7.03.2004

cousins

They wake up early in the morning to play together. They are little girls with smocked dresses and bows in their hair. They run around with high-pitched voices learning to share the toys they have brought, to the beach, to a family vacation.

Little girl cousins are a special thing. They are automatic playmates and best friends. They share genes and are beginning to share their lives, their growing up. They clamor to the beach with all their might, they play in the sand for hours, filling buckets, dragging water from the surf, and hunting for shells. They are adorable in their bathing suits and their skin tans easily even through super strength sun block.
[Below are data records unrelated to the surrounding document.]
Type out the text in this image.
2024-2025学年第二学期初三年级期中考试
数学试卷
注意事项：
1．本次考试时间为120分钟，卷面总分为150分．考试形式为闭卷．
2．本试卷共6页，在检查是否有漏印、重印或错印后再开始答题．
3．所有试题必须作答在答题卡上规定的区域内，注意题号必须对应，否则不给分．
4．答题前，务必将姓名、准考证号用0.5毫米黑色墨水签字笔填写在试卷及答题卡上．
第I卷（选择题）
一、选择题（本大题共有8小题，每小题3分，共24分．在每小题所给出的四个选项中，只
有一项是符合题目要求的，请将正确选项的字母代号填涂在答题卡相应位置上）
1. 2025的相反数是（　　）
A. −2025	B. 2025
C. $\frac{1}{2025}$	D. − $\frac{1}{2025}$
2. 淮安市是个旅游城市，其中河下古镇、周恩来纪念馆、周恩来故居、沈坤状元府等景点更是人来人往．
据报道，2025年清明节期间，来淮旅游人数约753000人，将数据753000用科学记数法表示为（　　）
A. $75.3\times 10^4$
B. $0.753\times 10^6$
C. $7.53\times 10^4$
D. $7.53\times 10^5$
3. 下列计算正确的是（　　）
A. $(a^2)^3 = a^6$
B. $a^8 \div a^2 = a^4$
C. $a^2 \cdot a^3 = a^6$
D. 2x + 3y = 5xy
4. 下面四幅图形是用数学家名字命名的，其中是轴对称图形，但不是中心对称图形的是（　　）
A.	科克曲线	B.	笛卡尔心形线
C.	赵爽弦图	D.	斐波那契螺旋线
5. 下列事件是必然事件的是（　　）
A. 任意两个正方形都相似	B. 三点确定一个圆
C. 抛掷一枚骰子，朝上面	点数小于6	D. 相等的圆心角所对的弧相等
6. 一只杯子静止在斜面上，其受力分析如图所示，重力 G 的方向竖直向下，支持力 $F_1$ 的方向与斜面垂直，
Their fathers or mothers take them into the water and hold them safely from the waves. The tidal pools are a perfect depth. Rafts are their best toys, but sometimes it is just their hands and the sand and saltwater. They get dirtier than they have ever been and never seem to notice the grittiness, the stickiness. They don’t want to go into the house even after hours of playing, but they love to rinse off with the hose, a semi grown up shower for a little girl.
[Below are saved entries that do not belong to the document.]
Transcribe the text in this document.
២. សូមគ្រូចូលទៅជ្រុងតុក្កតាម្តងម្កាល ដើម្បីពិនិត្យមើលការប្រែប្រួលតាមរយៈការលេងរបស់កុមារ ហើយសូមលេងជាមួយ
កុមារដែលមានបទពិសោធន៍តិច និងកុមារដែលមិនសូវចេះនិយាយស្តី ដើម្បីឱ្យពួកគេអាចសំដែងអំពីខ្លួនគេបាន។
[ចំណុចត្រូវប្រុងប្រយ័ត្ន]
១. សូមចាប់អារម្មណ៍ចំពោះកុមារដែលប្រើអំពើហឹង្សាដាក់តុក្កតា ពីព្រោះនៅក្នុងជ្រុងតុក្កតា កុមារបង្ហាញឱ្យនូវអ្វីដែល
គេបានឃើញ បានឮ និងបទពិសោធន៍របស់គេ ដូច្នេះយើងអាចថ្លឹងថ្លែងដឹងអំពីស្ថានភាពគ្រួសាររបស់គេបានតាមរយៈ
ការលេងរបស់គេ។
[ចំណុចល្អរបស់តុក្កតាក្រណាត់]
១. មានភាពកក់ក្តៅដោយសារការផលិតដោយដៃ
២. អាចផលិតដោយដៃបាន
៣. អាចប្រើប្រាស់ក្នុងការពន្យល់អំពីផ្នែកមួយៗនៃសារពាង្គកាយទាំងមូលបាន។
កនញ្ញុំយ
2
Watching your nieces you relive your cousin time at the beach, at Salter Path Family campground, on the Bogue Sound. Your playground was the sound and your favorite things were floating on a raft on the calm water and clam digging. You and your cousins where obsessed with shells. You hunted them tirelessly throughout the days on the beach or at the inlet at the north end of the island. At the end of the shell hunts, you surveyed your treasurer. You memorized the shapes and names, the olives and whale eyes and baby cradles and cigarettes. It is years later that you realize, browsing through shell books that some names were made up by your mothers, sisters. The next morning, you woke up early to set up shop. You took boxes your mothers had packed in, turned them upside down, and laid old towels on top. You set out your shells by the side of the road in the campground. You sold seashells by the sound. You were thrilled with every purchase. After a few days of selling, you and your cousins and mothers would walk the path of the campground to the real shell shop near the main road. You were amazed with the polished shells. You bought cleaned sand dollars and gold-rimmed hermit crab shells and rope bracelets.

Your cousin still loves shells and houses them in glass jars in her home. You don’t need them around you anymore, but when you see shells or revisit the beach or see little girl cousins playing, you wish for the days at Salter Path, for the shelling and sound. You wish for you cousins and you hope the new cousins will long for their beach days and each other when they are older.